Bis zu meinem 15. Lebensjahr war ich in der Elite. Diese beendete ich mit dem Hauptschulabschluss. Das war damals so. Danach konnte man noch das Abitur oder eine Ausbildung machen. Aber für mich ging’s nach Deutschland. Meine Eltern blieben in der Tschechoslowakei. Es gab im Jahr 1992 ein Turnier in der Nähe von Fürth, bei dem ich mit der Nationalmannschaft oder mit der Auswahl dabei war. Ich habe damals ein paar ganz gute Bälle gehalten. Dort wurde man auf mich aufmerksam. Im selben Jahr bot – durch die Grenzöffnung – die Bayerische Bauindustrie der Tschechoslowakei eine Kooperation an. Die – vom Schulergebnis her – fünfzig besten Kinder bekamen die Chance, eine Ausbildung in Bayern zu machen. Und es kamen 51 Kinder nach Bayern… Wir mussten an einem Schnelldeutschkurs teilnehmen, um eben eine Ausbildung in Deutschland machen zu können. Schon vorher wurde ausgemacht, dass ich auf Grund des Fußballs, eine Ausbildung in München machen muss wegen des FC Bayern. Ich kam her, habe mich gleich verletzt. Erste OP, am Meniskus. Dann wurde ich zwei Jahre an die SpVgg Unterhaching ausgeliehen. Dort spielte ich zwei Jahre und kam dann zurück zum FC Bayern.
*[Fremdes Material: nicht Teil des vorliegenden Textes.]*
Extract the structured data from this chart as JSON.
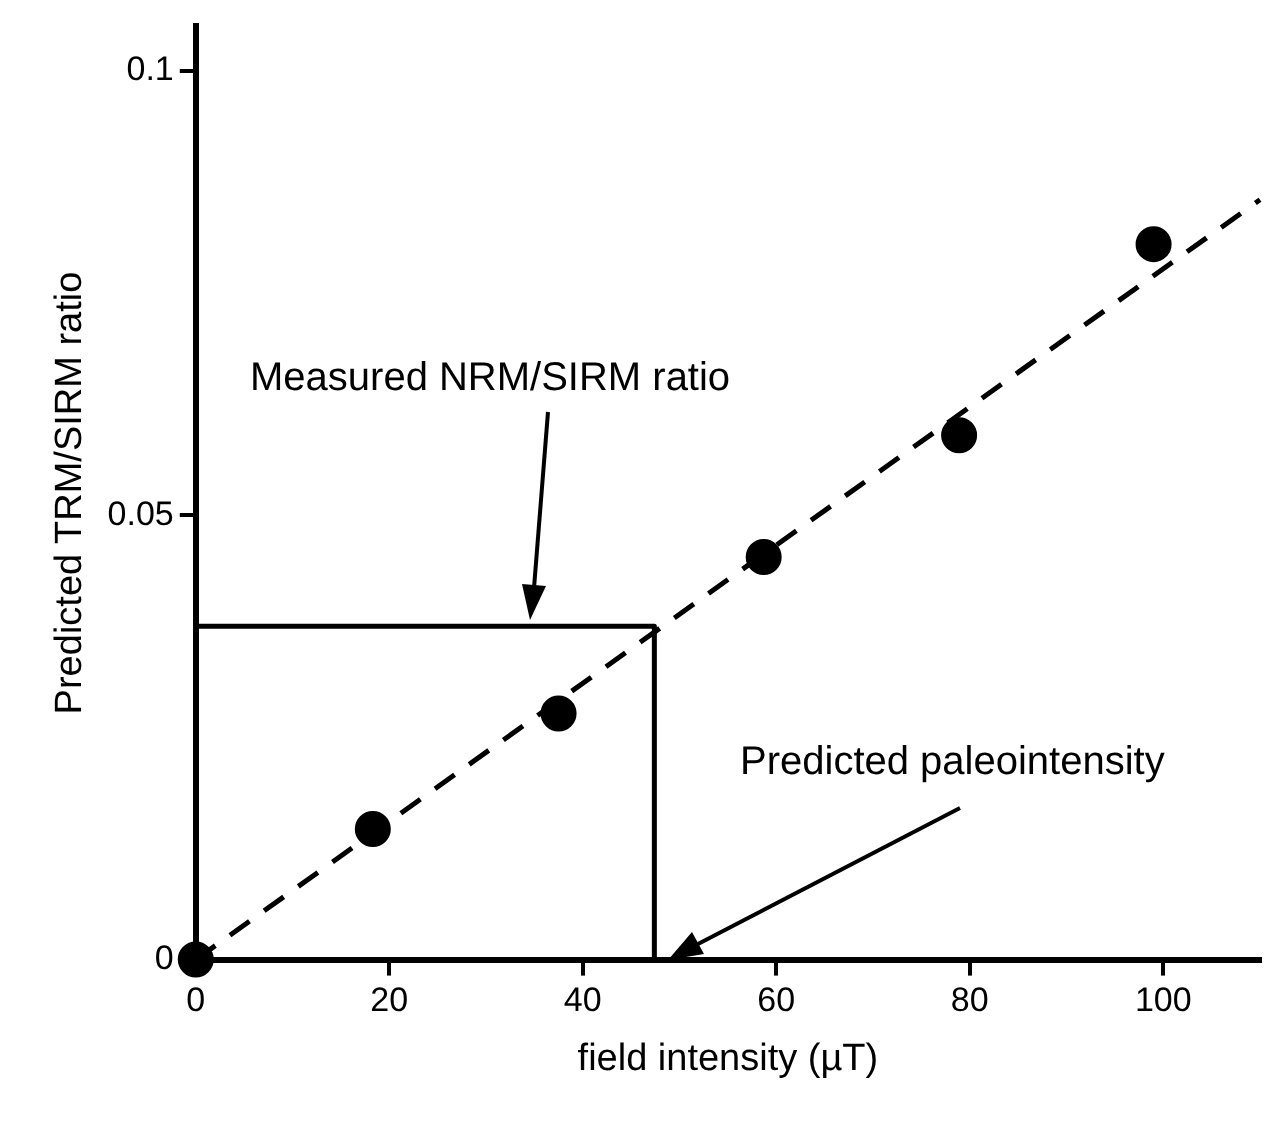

Wie war es in dieser Zeit mit dem Heimfahren, mit Heim- und Fernweh? Oder haben Sie sich erstmal gefreut, ein Abenteuer zu erleben und in ein neues Land zu kommen?

Ich kam mit 15 Jahren hierher und bekam eine eigene Wohnung. Am Anfang war das Ganze schon etwas seltsam für mich. Meine Eltern zum Beispiel mussten acht Jahre lang für eine Mikrowelle sparen, welche es bei uns nicht gab. Dann ging die Grenze auf und wir haben uns diese Mikrowelle gekauft. Ich bin im Plattenbau aufgewachsen. In dem einen großen Block, in welchem vierzig Familien gewohnt haben, hatten wir als einzige eine Mikrowelle. Ein Nachbar hatte einen Videorekorder. Ich kam nach Deutschland und hatte alles. Mein erster Gedanke war, alles mit nach Hause zu nehmen und zu verschenken. Bei uns im Supermarkt gab es nur zwei Marmeladen: eine rote und eine gelbe. Und wir waren alle glücklich und zufrieden. Da gab es keinen Streit. Man kannte nichts anderes. Und da kam ich hierher und es gab vierzig verschiedene Marmeladen. Und dann gab es Menschen, die eine bestimmte wollten, die es gerade nicht gab und sie regten sich voll auf und für sie war der ganze Tag im Eimer (nachdenklich).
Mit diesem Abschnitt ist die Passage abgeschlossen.